Let's do a fundamentally different approach. Consider projecting from the open bottom half of the circle $x^2 + (y-1)^2 = 1$, as I drafted below.

In this, by projecting from $(0,1)$, we get a 1-1 correspondence from the angle $(0, -\pi) \to \mathbb{R}$. There is a clear 1-1 correspondence from $(0,1)$ and $(0, -\pi)$.

Thus we have our bijection from $(0,1)$ to $\mathbb{R}$. For $[0,1]$, we could use big theorems, or we could just modify this one. So let's "make space" by saying that whatever was associated to $0$ is now associated to $2$, what was associated to $1$ is now associated to $3$, $2$ now goes to $4$, and so on, effectively freeing up the real numbers $0,1$ by displacing the natural numbers. Send $0$ to $0$, and $1$ to $1$, and now we have a bijection $[0,1] \to \mathbb{R}$.

Nice, direct, and constructive.

Solution 2:

Hint: $(a,b)\subseteq[a,b]\subseteq\Bbb R$ so you only need to show an injection from $\Bbb R$ into $(a,b)$. Then the Cantor-Bernstein theorem can work its magic.

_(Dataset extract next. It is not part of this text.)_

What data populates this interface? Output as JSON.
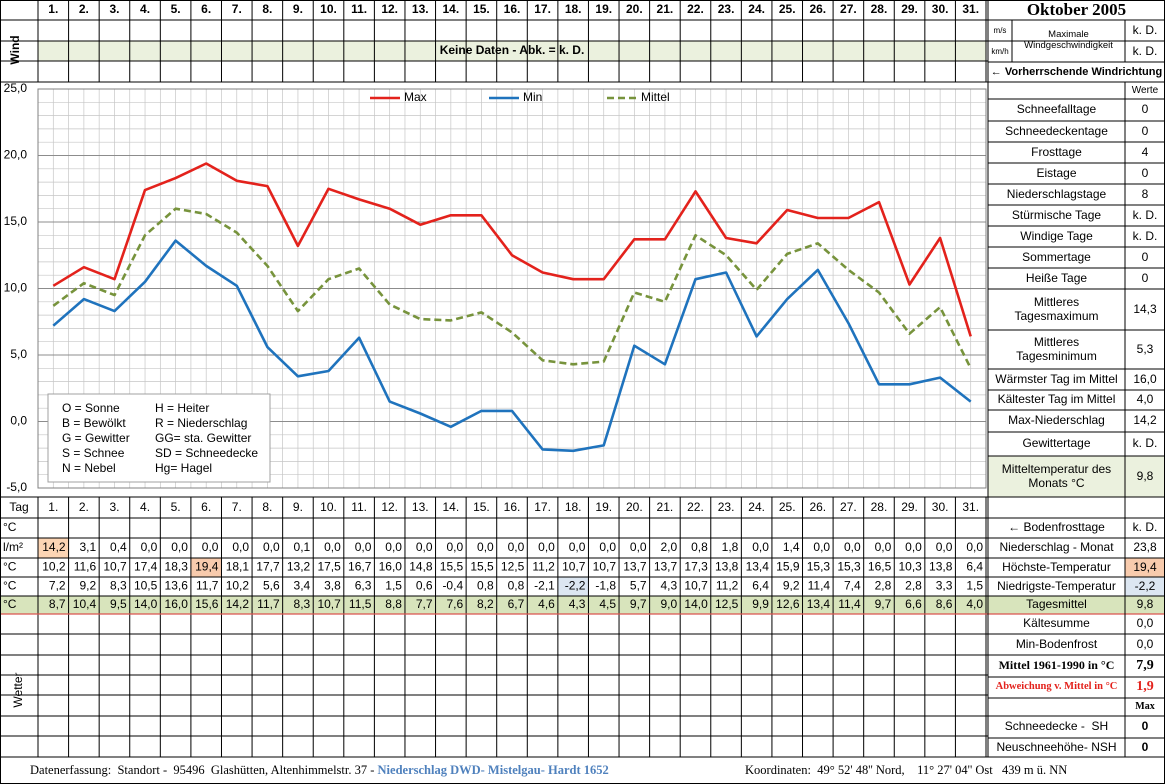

Show that every two open intervals have the same cardinality (exhibit a bijection between them), and so it is enough to show that there is an injection into $(0,1)$. Consider something along the lines of: $$x\mapsto\frac1{2+e^x}$$

Solution 3:

This can be done by a straightforward application of the Cantor-Schroeder-Bernstein theorem. All you have to do is find an injective function $f:(a,b)\to \mathbb [a,b]$ and then an injective function $g:[a,b]\to (a,b)$. Now, there is one screamingly obvious candidate for a injective function $f:(a,b)\to [a,b]$. As for the other direction, can you think of a function that will shrink the interval $[a,b]$ just a little bit so it fits into $(a,b)$? Think of the case $[-1,1]$ and $(-1,1)$ for intuition if needed.